1973 was a very turbulent year for the U.S. Mint. One cent coins were in huge demand in our monetary system. To make matters worse, the U.S. Mint was spending more than one cent to produce Lincoln cents for circulation, mainly due to the escalating price of copper. The U.S. Mint responded by giving the one cent coin a complete transformation.
At the time, Mary Brooks, Director of the U.S. Mint, was assigned with the daunting task of orchestrating the production of over 1.5 million aluminum cents. At the same time, the vending machine corporations and copper mining companies were lobbying against the change in the metal composition of the one cent coins.
The following year, Brooks still went ahead and ordered 1974 aluminum trial-strike Lincoln cents to be produced, so the coins could be presented to government officials. There are several estimates on how many trial strikes were given to government officials, with estimates ranging anywhere from 16 and up to about 40 examples.

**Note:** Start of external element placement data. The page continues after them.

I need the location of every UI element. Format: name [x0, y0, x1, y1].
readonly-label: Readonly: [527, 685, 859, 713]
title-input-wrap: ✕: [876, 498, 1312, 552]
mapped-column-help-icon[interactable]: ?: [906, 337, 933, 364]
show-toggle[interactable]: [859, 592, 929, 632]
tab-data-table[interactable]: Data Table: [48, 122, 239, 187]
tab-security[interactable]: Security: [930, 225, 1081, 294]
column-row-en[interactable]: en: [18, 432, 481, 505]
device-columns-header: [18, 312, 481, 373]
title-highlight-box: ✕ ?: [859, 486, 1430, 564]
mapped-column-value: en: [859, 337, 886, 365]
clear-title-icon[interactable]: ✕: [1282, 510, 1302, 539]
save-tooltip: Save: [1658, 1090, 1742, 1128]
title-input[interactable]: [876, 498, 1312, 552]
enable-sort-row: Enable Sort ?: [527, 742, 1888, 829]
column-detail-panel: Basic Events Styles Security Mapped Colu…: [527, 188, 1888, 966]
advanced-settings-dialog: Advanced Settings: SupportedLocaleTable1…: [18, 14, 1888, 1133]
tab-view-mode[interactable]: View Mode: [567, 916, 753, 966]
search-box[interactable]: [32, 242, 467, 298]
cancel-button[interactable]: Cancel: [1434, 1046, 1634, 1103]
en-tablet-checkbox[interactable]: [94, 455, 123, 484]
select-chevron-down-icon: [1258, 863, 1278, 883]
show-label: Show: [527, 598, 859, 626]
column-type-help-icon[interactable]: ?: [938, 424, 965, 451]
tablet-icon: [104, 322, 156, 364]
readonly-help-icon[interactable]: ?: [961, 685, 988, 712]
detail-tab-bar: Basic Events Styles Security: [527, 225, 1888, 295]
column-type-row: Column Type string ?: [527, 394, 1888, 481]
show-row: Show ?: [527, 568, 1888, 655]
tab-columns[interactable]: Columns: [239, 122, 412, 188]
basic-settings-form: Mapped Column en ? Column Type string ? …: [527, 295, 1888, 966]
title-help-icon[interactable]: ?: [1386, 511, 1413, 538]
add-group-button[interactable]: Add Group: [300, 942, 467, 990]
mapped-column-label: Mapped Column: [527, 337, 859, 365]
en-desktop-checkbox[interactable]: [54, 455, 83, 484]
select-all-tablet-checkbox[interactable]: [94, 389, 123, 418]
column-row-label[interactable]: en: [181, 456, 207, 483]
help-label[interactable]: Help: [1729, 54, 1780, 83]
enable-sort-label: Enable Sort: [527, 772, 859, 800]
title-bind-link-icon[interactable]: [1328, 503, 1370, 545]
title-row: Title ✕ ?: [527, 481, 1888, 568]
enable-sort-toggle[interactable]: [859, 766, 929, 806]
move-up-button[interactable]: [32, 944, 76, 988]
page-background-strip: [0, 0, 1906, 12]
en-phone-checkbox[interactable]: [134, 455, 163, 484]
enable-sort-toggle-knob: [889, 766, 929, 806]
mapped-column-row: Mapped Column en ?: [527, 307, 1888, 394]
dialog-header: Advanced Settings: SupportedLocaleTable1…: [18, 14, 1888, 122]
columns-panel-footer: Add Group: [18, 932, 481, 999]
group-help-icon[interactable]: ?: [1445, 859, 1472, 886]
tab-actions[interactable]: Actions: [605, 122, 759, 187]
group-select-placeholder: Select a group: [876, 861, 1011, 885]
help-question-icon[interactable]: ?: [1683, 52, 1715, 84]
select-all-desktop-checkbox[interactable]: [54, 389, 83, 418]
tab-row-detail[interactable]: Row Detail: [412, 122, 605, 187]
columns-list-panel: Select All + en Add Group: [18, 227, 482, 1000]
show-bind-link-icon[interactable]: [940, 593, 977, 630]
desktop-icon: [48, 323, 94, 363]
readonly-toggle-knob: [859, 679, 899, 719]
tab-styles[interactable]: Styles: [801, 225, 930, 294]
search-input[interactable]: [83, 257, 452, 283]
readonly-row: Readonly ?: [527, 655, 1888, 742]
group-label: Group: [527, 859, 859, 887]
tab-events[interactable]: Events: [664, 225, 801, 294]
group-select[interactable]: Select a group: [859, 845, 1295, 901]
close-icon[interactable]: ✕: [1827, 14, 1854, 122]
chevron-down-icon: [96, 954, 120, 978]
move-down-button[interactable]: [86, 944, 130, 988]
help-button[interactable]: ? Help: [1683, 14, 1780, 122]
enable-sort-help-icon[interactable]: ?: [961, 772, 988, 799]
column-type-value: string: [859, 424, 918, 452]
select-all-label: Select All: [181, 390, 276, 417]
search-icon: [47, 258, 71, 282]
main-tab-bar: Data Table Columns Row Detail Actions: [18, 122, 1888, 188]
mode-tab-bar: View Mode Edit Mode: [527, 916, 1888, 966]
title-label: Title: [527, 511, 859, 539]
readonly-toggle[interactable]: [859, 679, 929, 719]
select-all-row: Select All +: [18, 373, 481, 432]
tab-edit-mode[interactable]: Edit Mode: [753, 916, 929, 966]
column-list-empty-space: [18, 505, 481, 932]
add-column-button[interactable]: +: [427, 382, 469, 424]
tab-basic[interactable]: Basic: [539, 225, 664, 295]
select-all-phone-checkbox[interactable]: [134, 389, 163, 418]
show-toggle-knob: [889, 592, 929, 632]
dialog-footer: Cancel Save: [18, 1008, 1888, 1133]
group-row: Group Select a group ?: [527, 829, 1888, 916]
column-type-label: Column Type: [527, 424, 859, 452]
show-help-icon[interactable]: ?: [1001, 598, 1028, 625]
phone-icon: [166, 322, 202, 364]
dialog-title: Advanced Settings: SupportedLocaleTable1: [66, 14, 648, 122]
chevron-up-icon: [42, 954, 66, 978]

Several years later, Brooks confirmed that most of the trial strikes were destroyed by the Mint. What she didn't admit is that a few were never returned to the Mint. The FBI then became involved and the Mint acknowledged that 14 coins were still missing. To this date, all 14 trial strikes have yet to be recovered, with the exception of one example that surfaced in the media in 2001. On July 2005, this same example was confirmed to exist and encapsulated by a third-party grading company. This same example is now graded PCGS MS62, and is believed to be the Toven Specimen.
Albert Toven was an officer at the U.S. Capitol. Officer Toven found the coin right after it was dropped by a government official who attended the hearing on the production of 1974 Aluminum cents. Officer Toven then approached the government official and offered him what Toven believed to be a dime, which the official had just dropped. However, the government official told Toven to keep the coin. When Toven got home he noticed the coin was a cent and not a dime. This is how the only example in private hands is believed to exist. The second example is held in the Smithsonian Institution. The Smithsonian example was donated by a government official who also received one of the trial strike examples from Brooks.
Perhaps Mary Brooks former Director of the U.S. Mint describes it best, "Even the word aluminum gives me a chill." Brooks described the production of the 1974 Aluminum cents as a nightmare, since the news of 1974 Aluminum cents made public headlines and brought a lot of negative attention to the U.S. Mint.
Today, the 1974 Aluminum cent is unquestionably one of the most controversial coins ever been struck by the U.S. Mint!